Abstract
Introduction Dimensional psychopathology strives to associate different domains of cognitive dysfunction with brain circuitry. Connectivity patterns as measured by functional magnetic resonance imaging (fMRI) exist at multiple scales, with global networks of connectivity composed of microscale interactions between individual nodes. It remains unclear how separate dimensions of psychopathology might differentially impact these different scales of organization.
Methods Patients experiencing anxious misery symptomology (depression, anxiety and trauma; n = 192) were assessed for symptomology and received resting-state fMRI scans. Three modeling approaches (seed-based correlation analysis [SCA], support vector regression [SVR] and Brain Basis Set Modeling [BSS]), each relying on increasingly dense representations of functional connectivity patterns, were used to associate connectivity patterns with six different dimensions of psychopathology: anxiety sensitivity, anxious arousal, rumination, anhedonia, insomnia and negative affect. Importantly, a full 50 patients were held-out in a testing dataset, leaving 142 patients as training data.
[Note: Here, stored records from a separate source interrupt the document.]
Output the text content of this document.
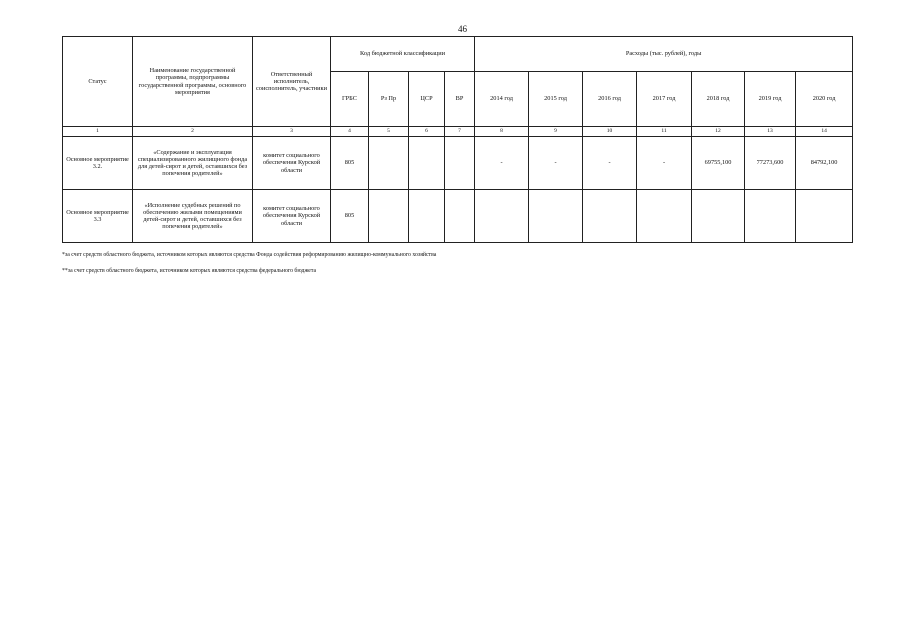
46
Статус	Наименование государственной программы, подпрограммы государственной программы, основного мероприятия	Ответственный исполнитель, соисполнитель, участники	Код бюджетной классификации				Расходы (тыс. рублей), годы						
			ГРБС	Рз Пр	ЦСР	ВР	2014 год	2015 год	2016 год	2017 год	2018 год	2019 год	2020 год
1	2	3	4	5	6	7	8	9	10	11	12	13	14
Основное мероприятие 3.2.	«Содержание и эксплуатация специализированного жилищного фонда для детей-сирот и детей, оставшихся без попечения родителей»	комитет социального обеспечения Курской области	805				-	-	-	-	69755,100	77273,600	84792,100
Основное мероприятие 3.3	«Исполнение судебных решений по обеспечению жилыми помещениями детей-сирот и детей, оставшихся без попечения родителей»	комитет социального обеспечения Курской области	805										
*за счет средств областного бюджета, источником которых являются средства Фонда содействия реформированию жилищно-коммунального хозяйства
**за счет средств областного бюджета, источником которых являются средства федерального бюджета
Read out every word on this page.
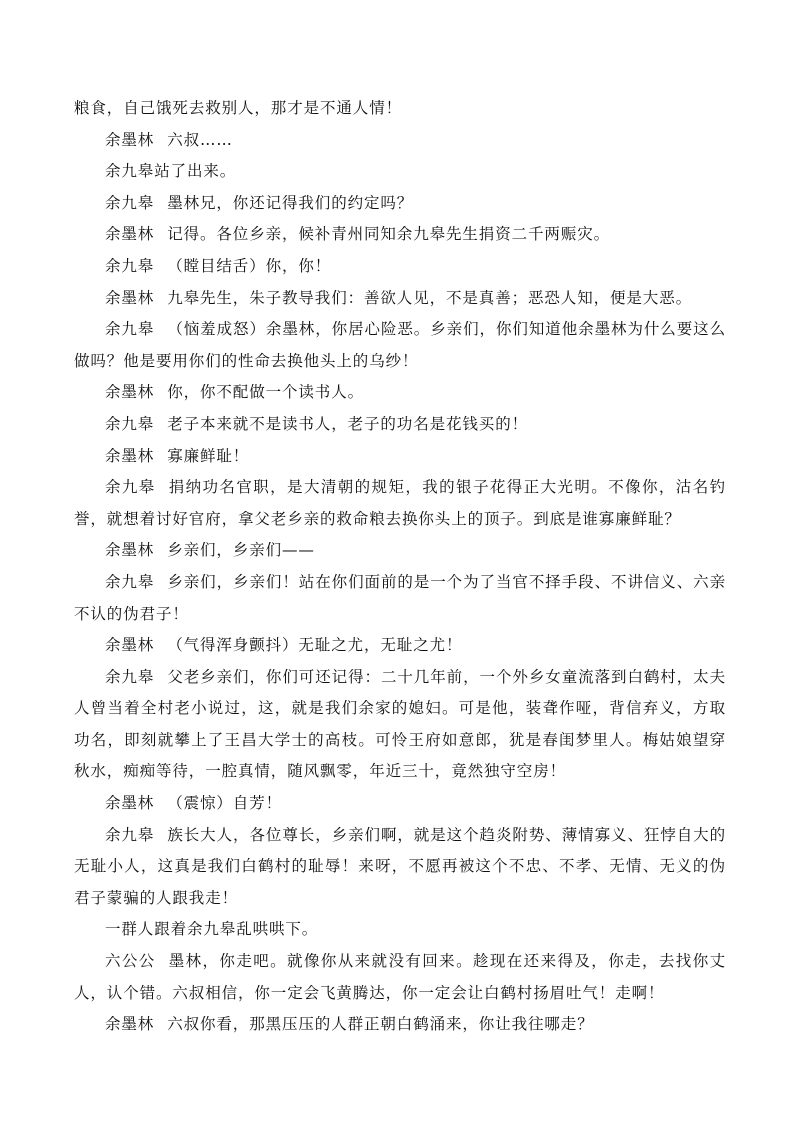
粮食，自己饿死去救别人，那才是不通人情！

余墨林 六叔……

余九皋站了出来。

余九皋 墨林兄，你还记得我们的约定吗？

余墨林 记得。各位乡亲，候补青州同知余九皋先生捐资二千两赈灾。

余九皋 （瞠目结舌）你，你！

余墨林 九皋先生，朱子教导我们：善欲人见，不是真善；恶恐人知，便是大恶。

余九皋 （恼羞成怒）余墨林，你居心险恶。乡亲们，你们知道他余墨林为什么要这么做吗？他是要用你们的性命去换他头上的乌纱！

余墨林 你，你不配做一个读书人。

余九皋 老子本来就不是读书人，老子的功名是花钱买的！

余墨林 寡廉鲜耻！

余九皋 捐纳功名官职，是大清朝的规矩，我的银子花得正大光明。不像你，沽名钓誉，就想着讨好官府，拿父老乡亲的救命粮去换你头上的顶子。到底是谁寡廉鲜耻？

余墨林 乡亲们，乡亲们——

余九皋 乡亲们，乡亲们！站在你们面前的是一个为了当官不择手段、不讲信义、六亲不认的伪君子！

余墨林 （气得浑身颤抖）无耻之尤，无耻之尤！

余九皋 父老乡亲们，你们可还记得：二十几年前，一个外乡女童流落到白鹤村，太夫人曾当着全村老小说过，这，就是我们余家的媳妇。可是他，装聋作哑，背信弃义，方取功名，即刻就攀上了王昌大学士的高枝。可怜王府如意郎，犹是春闺梦里人。梅姑娘望穿秋水，痴痴等待，一腔真情，随风飘零，年近三十，竟然独守空房！

余墨林 （震惊）自芳！

余九皋 族长大人，各位尊长，乡亲们啊，就是这个趋炎附势、薄情寡义、狂悖自大的无耻小人，这真是我们白鹤村的耻辱！来呀，不愿再被这个不忠、不孝、无情、无义的伪君子蒙骗的人跟我走！

一群人跟着余九皋乱哄哄下。

六公公 墨林，你走吧。就像你从来就没有回来。趁现在还来得及，你走，去找你丈人，认个错。六叔相信，你一定会飞黄腾达，你一定会让白鹤村扬眉吐气！走啊！

余墨林 六叔你看，那黑压压的人群正朝白鹤涌来，你让我往哪走？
Results Different symptom dimensions were best modeled by different scales of brain connectivity: anhedonia and anxiety sensitivity were best modeled with single connections (SCA), insomnia and anxious arousal by mesoscale patterns (SVR) and negative affect and ruminative thought by broad, cortex-spanning patterns (BBS). Dysfunction within the default mode network was implicated in all symptom dimensions that were best modeled by multivariate models.
Conclusion These results suggest that symptom dimensions differ in the degree to which they impact different scales of brain organization. In addition to advancing our basic understanding of transdiagnostic psychopathology, this has implications for the translation of basic research paradigms to human disorders.
Competing Interest Statement
The authors have declared no competing interest.